Space Radiation Simulation

Problem Description

This problem illustrates how to set up a simulation for a typical space radiation environment. Quite often the space radiation is specified in tables with differential and integral flux. An example is shown on a figure Fig. 78.

Fig. 78 Space radiation is specified using differential and integral fluxes.

This differential spectrum is copied into a text file spectrum.txt and is used for the definition of the source. Since the space radiation is omnidirectional, we use cos angular dependency for the source. To make the statistics better the spherical surface used for the source is placed as close to the geometry as possible and the angles are limited by 0 and 90 degrees as shown on Fig. 79.

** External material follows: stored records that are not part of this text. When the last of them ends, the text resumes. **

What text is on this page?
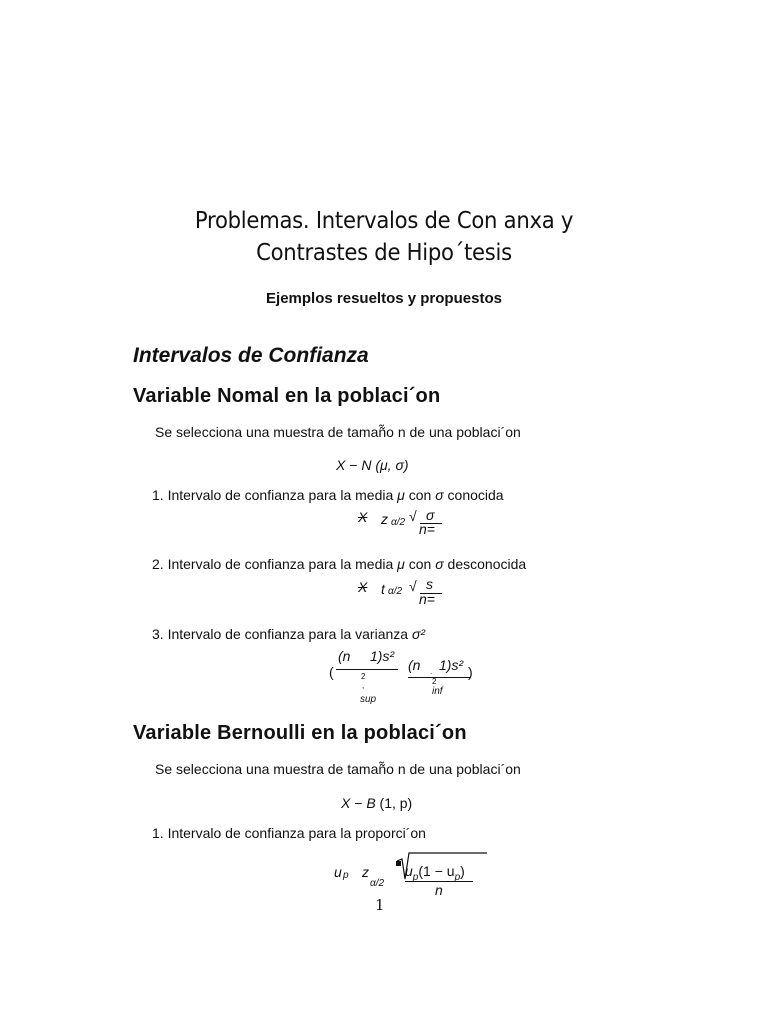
Problemas. Intervalos de Con anxa y
Contrastes de Hipo´tesis
Ejemplos resueltos y propuestos
Intervalos de Confianza
Variable Nomal en la poblaci´on
Se selecciona una muestra de tamañ̃o n de una poblaci´on
X − N (μ, σ)
1. Intervalo de confianza para la media μ con σ conocida
X z α/2 √ σ
n=
2. Intervalo de confianza para la media μ con σ desconocida
X t α/2 √ s
n=
3. Intervalo de confianza para la varianza σ²
(
(n 1)s²
2
,
sup
(n . 1)s²
2
inf
)
Variable Bernoulli en la poblaci´on
Se selecciona una muestra de tamañ̃o n de una poblaci´on
X − B (1, p)
1. Intervalo de confianza para la proporci´on
u p z
α/2
$u_p(1 - u_p)$
n
1
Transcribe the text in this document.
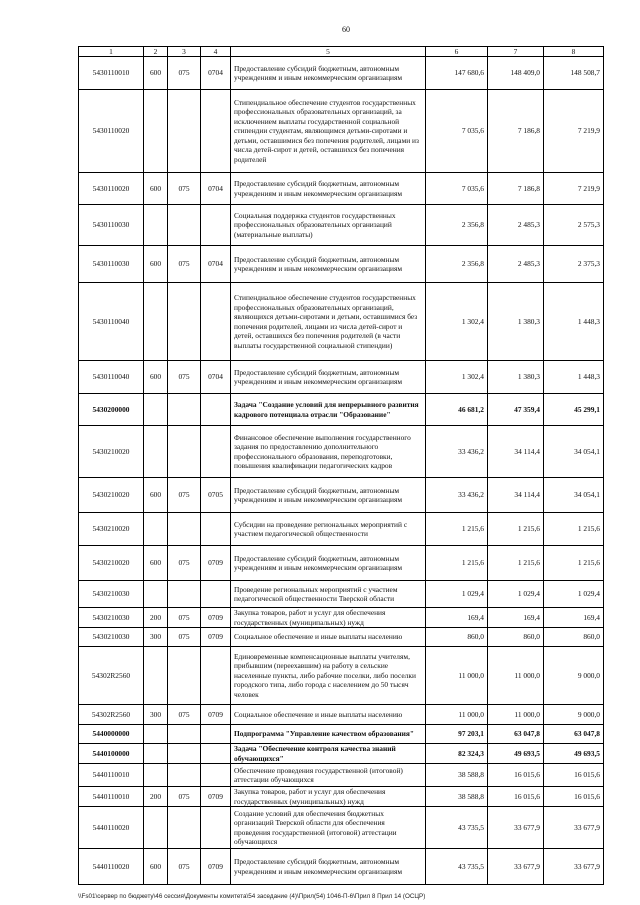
60
1	2	3	4	5	6	7	8
5430110010	600	075	0704	Предоставление субсидий бюджетным, автономным учреждениям и иным некоммерческим организациям	147 680,6	148 409,0	148 508,7
5430110020				Стипендиальное обеспечение студентов государственных профессиональных образовательных организаций, за исключением выплаты государственной социальной стипендии студентам, являющимся детьми-сиротами и детьми, оставшимися без попечения родителей, лицами из числа детей-сирот и детей, оставшихся без попечения родителей	7 035,6	7 186,8	7 219,9
5430110020	600	075	0704	Предоставление субсидий бюджетным, автономным учреждениям и иным некоммерческим организациям	7 035,6	7 186,8	7 219,9
5430110030				Социальная поддержка студентов государственных профессиональных образовательных организаций (материальные выплаты)	2 356,8	2 485,3	2 575,3
5430110030	600	075	0704	Предоставление субсидий бюджетным, автономным учреждениям и иным некоммерческим организациям	2 356,8	2 485,3	2 375,3
5430110040				Стипендиальное обеспечение студентов государственных профессиональных образовательных организаций, являющихся детьми-сиротами и детьми, оставшимися без попечения родителей, лицами из числа детей-сирот и детей, оставшихся без попечения родителей (в части выплаты государственной социальной стипендии)	1 302,4	1 380,3	1 448,3
5430110040	600	075	0704	Предоставление субсидий бюджетным, автономным учреждениям и иным некоммерческим организациям	1 302,4	1 380,3	1 448,3
5430200000				Задача "Создание условий для непрерывного развития кадрового потенциала отрасли "Образование"	46 681,2	47 359,4	45 299,1
5430210020				Финансовое обеспечение выполнения государственного задания по предоставлению дополнительного профессионального образования, переподготовки, повышения квалификации педагогических кадров	33 436,2	34 114,4	34 054,1
5430210020	600	075	0705	Предоставление субсидий бюджетным, автономным учреждениям и иным некоммерческим организациям	33 436,2	34 114,4	34 054,1
5430210020				Субсидии на проведение региональных мероприятий с участием педагогической общественности	1 215,6	1 215,6	1 215,6
5430210020	600	075	0709	Предоставление субсидий бюджетным, автономным учреждениям и иным некоммерческим организациям	1 215,6	1 215,6	1 215,6
5430210030				Проведение региональных мероприятий с участием педагогической общественности Тверской области	1 029,4	1 029,4	1 029,4
5430210030	200	075	0709	Закупка товаров, работ и услуг для обеспечения государственных (муниципальных) нужд	169,4	169,4	169,4
5430210030	300	075	0709	Социальное обеспечение и иные выплаты населению	860,0	860,0	860,0
54302R2560				Единовременные компенсационные выплаты учителям, прибывшим (переехавшим) на работу в сельские населенные пункты, либо рабочие поселки, либо поселки городского типа, либо города с населением до 50 тысяч человек	11 000,0	11 000,0	9 000,0
54302R2560	300	075	0709	Социальное обеспечение и иные выплаты населению	11 000,0	11 000,0	9 000,0
5440000000				Подпрограмма "Управление качеством образования"	97 203,1	63 047,8	63 047,8
5440100000				Задача "Обеспечение контроля качества знаний обучающихся"	82 324,3	49 693,5	49 693,5
5440110010				Обеспечение проведения государственной (итоговой) аттестации обучающихся	38 588,8	16 015,6	16 015,6
5440110010	200	075	0709	Закупка товаров, работ и услуг для обеспечения государственных (муниципальных) нужд	38 588,8	16 015,6	16 015,6
5440110020				Создание условий для обеспечения бюджетных организаций Тверской области для обеспечения проведения государственной (итоговой) аттестации обучающихся	43 735,5	33 677,9	33 677,9
5440110020	600	075	0709	Предоставление субсидий бюджетным, автономным учреждениям и иным некоммерческим организациям	43 735,5	33 677,9	33 677,9
\\Fs01\сервер по бюджету\46 сессия\Документы комитета\54 заседание (4)\Прил(54) 1046-П-6\Прил 8 Прил 14 (ОСЦР)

Fig. 79 Space radiation is modeled by an omnidirectional spherical surface close to the target with the particles going inside the sphere, which is controlled by the min and max angle in the source specification. Each point of the sphere emits particles limited by the angles, so particles mostly go inside. One can also make maxtheta smaller to improve statistics.

Space radiation source shown in RSim GUI: the spectrum is specified in spectrum.txt file created from the differential fluence data. This is then integrated by GORAD for normalization.

The simulation results are normalized by multiplying the total integral flux calculated by GORAD, the angular factor from the cosine distribution, surface area of the source and then divided by the number of events (beamOn = 1e+7)

The problem geometry consists of a 1cm Silicon target inside a hollow Aluminum sphere with radius 10cm and thickness 1mm.

Opening the Simulation

The shielded target example is accessed from within RSim by the following actions:

• Select the New → From Example… menu item in the File menu.
• In the resulting Examples window expand the RSim for Basic Radiation option.
• Expand the Basic Examples option.
• Select Space Radiation Volume Tally and press the Choose button.
• In the resulting dialog, create a New Folder if desired, and press the Save button to create a copy of this example.

All of the properties and values that create the simulation are now available in the Setup Window as shown in Fig. 80. You can expand the tree elements and navigate through the various properties, making any changes you desire. The right pane shows a 3D view of the geometry, if any, as well as the grid, if actively shown.

Fig. 80 Setup Window for the shielded target example.

Simulation Properties

This example demonstrates two physics features, and how CSG can be incorporated into RSim Simulations.

Under the Basic Settings tab the number of events to be simulated can be selected, as well as the verbosity of the output.

The particle source selected is a spherical surface and simulates 1 electron per event. The energy of each particle is based on a 2 column text file supplied with the example, giving a energy and differential fluence at that energy.

This example has tallies to record the dose deposited on the shield and target, as well as the number of tracks that get absorbed in the shield before reaching the target.

Running the Simulation

After performing the above actions, continue as follows:

• Proceed to the Run Window by pressing the Run button in the left column of buttons.
• To run the file, click on the Run button in the upper left corner of the Logs and Output Files pane. You will see the output of the run in the right pane. The run has completed when you see the output, “Engine completed successfully.” This is shown in Fig. 81.

Fig. 81 The Run Window at the end of execution.

Visualizing the Results

After the run has completed the results of all tallies can be visualized.

• Expand Scalar Data
• Select EnergyDepositShield
• Check Clip Plot
• Select EnergyDepositTarget

Fig. 82 Energy deposit on the target and the shield.

• Click Add a Data View
• Choose Data Overview
• Expand Scalar Data
• Choose FluenceShield

And visualize this result as shown on Fig. 83.

Fig. 83 Fluence on the shield.

In order to normalize energy deposit to a mass, one can use the information from the run log shown in Fig. 84.

Fig. 84 The standard output in the run tab contains information of the masses.

This would allow users to obtain the energy deposit in the target in rad: 1.335e+15/9.75988e-3/6.2415e+10=2.2e+5 rad.

It is also possible to view a histogram of the energy of particles which contributed to the total fluence on the shield

• Click Add a Data View
• Choose 1-D Histogram
• Select the Base Variable s1_shield_vol_FluenceShield
• Click Draw

This shows how the vast majorit of particles are of low energy. This can be compared with the fluence on the target, showing how the shield very effectively shielded it from the low energy particles.

Further Experiments

The dose on the target can be greatly changed by altering the thickness and material of the shield. To do this, switch to the Setup window and change the value of parameter “thickness”.